Crikey! My ferret has just tripped over the computer

You would not have thought working in an IT department could be hazardous. But according to cableorganiser.com which specialises in office safety, they are a potential death trap. Cables and wires are public enemy number one, "poised and ready to trip all who pass". In fact, slips, trips and falls are second only to motor accidents as the greatest cause of workplace fatalities.

With all this danger about, you might guess it would be safer to work from home. Guess again. The mere act of setting up a computer at home could "put small children and common household animals like cats, dogs, rabbits and ferrets, in severe danger", we are told. The problem is that the little critters find chewing IT cables irresistible.

Better take up a safer profession, like skydiving, wrestling crocodiles, or swimming with stingrays.

Like omigod, now there's a mobile cure for acne

Mobile phones - we need a new name for them, and fast. They are already doing things undreamt of even by that original mobile-user, Star Trek's Captain Kirk, and it is only going to get worse.

A recent US patent describes a phone which is covered in light panels that can emit UV light to simulate sunlight for sufferers of seasonal affective disorder. And as if that were not enough, the light-emitting "phone" is also designed to be capable of treating acne.

Downtime reckons it sounds like a winner: most spotty, depressed teenagers already cannot live without their mobiles, so there should be a ready market for this little beauty.

Be afraid, be very afraid - of smart yoghurt

The man with a job even Downtime covets, BT's futurologist Ian Pearson, has gone all sinister - and maybe a little bit messy - with his latest round of predictions.

Addressing computer scientists at the University of Wales Swansea, Pearson is predicting that "smart yoghurt" will be with us in 20 years. What is that, you ask? Yoghurt that tastes however you want it to taste, Willy Wonka-style? Well, no, actually. He is talking about linkable "electronic" bacteria - and it could mean the end of security as we know it.
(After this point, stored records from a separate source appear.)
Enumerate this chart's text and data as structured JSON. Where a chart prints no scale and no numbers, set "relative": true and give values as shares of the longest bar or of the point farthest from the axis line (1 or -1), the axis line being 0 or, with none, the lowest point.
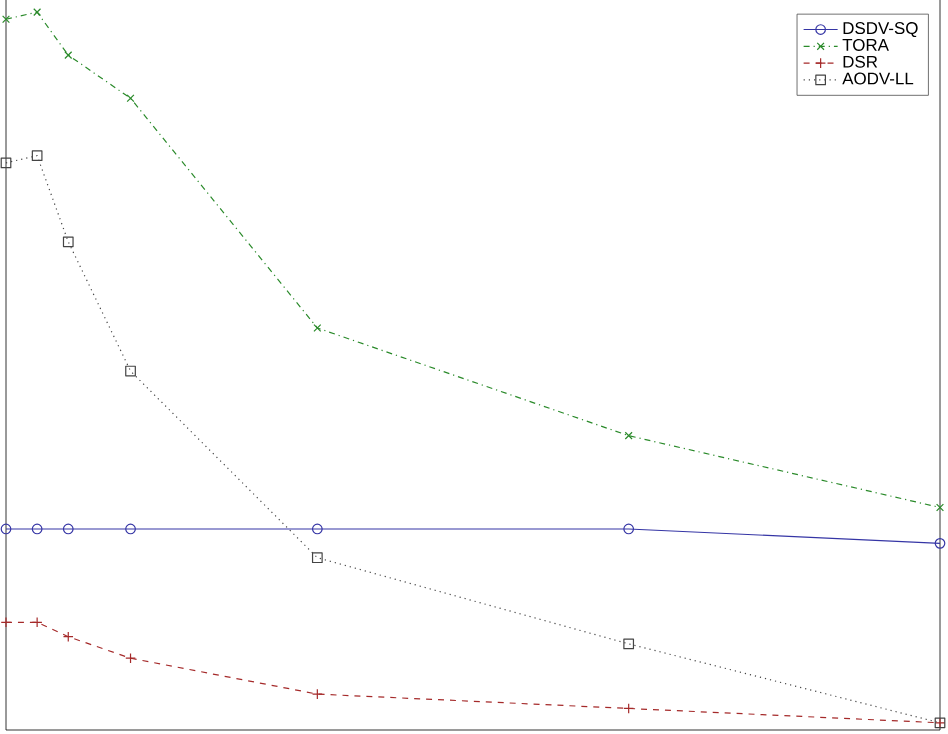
{
  "chart_data": {
    "type": "line",
    "relative": true,
    "categories": [
      null,
      null,
      null,
      null,
      null,
      null,
      null,
      null,
      null,
      null,
      null,
      null,
      null,
      null,
      null,
      null,
      null,
      null,
      null,
      null,
      null,
      null,
      null,
      null,
      null,
      null,
      null,
      null,
      null,
      null,
      null
    ],
    "legend": "top right",
    "series": [
      {
        "name": "DSDV-SQ",
        "color": "#3535a5",
        "marker": "circle",
        "line_style": "solid",
        "values": [
          0.28,
          0.28,
          0.28,
          null,
          0.28,
          null,
          null,
          null,
          null,
          null,
          0.28,
          null,
          null,
          null,
          null,
          null,
          null,
          null,
          null,
          null,
          0.28,
          null,
          null,
          null,
          null,
          null,
          null,
          null,
          null,
          null,
          0.26
        ]
      },
      {
        "name": "TORA",
        "color": "#2a8a2a",
        "marker": "cross",
        "line_style": "dashdot",
        "values": [
          0.99,
          1,
          0.94,
          null,
          0.88,
          null,
          null,
          null,
          null,
          null,
          0.56,
          null,
          null,
          null,
          null,
          null,
          null,
          null,
          null,
          null,
          0.41,
          null,
          null,
          null,
          null,
          null,
          null,
          null,
          null,
          null,
          0.31
        ]
      },
      {
        "name": "DSR",
        "color": "#a52a2a",
        "marker": "plus",
        "line_style": "dashed",
        "values": [
          0.15,
          0.15,
          0.13,
          null,
          0.1,
          null,
          null,
          null,
          null,
          null,
          0.05,
          null,
          null,
          null,
          null,
          null,
          null,
          null,
          null,
          null,
          0.03,
          null,
          null,
          null,
          null,
          null,
          null,
          null,
          null,
          null,
          0.01
        ]
      },
      {
        "name": "AODV-LL",
        "color": "#444444",
        "marker": "square",
        "line_style": "dotted",
        "values": [
          0.79,
          0.8,
          0.68,
          null,
          0.5,
          null,
          null,
          null,
          null,
          null,
          0.24,
          null,
          null,
          null,
          null,
          null,
          null,
          null,
          null,
          null,
          0.12,
          null,
          null,
          null,
          null,
          null,
          null,
          null,
          null,
          null,
          0.01
        ]
      }
    ]
  }
}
In Pearson's alarmist world of the future, these smart bacteria will be able to act like invisible computers. "All I will have to do is let some bacteria into your building. They float through the air conditioning system, land on your keyboard, you cannot see them, you do not know they are there. They record every keystroke and report it back to me. As if that is not enough, they could also be listening to what you are talking about, and even directly interface with your brain if necessary, and they can certainly float in through the vents on your PC and access the chips."

Maybe BT needs to look closer to home for now. How about getting Downtime's broadband connection working reliably?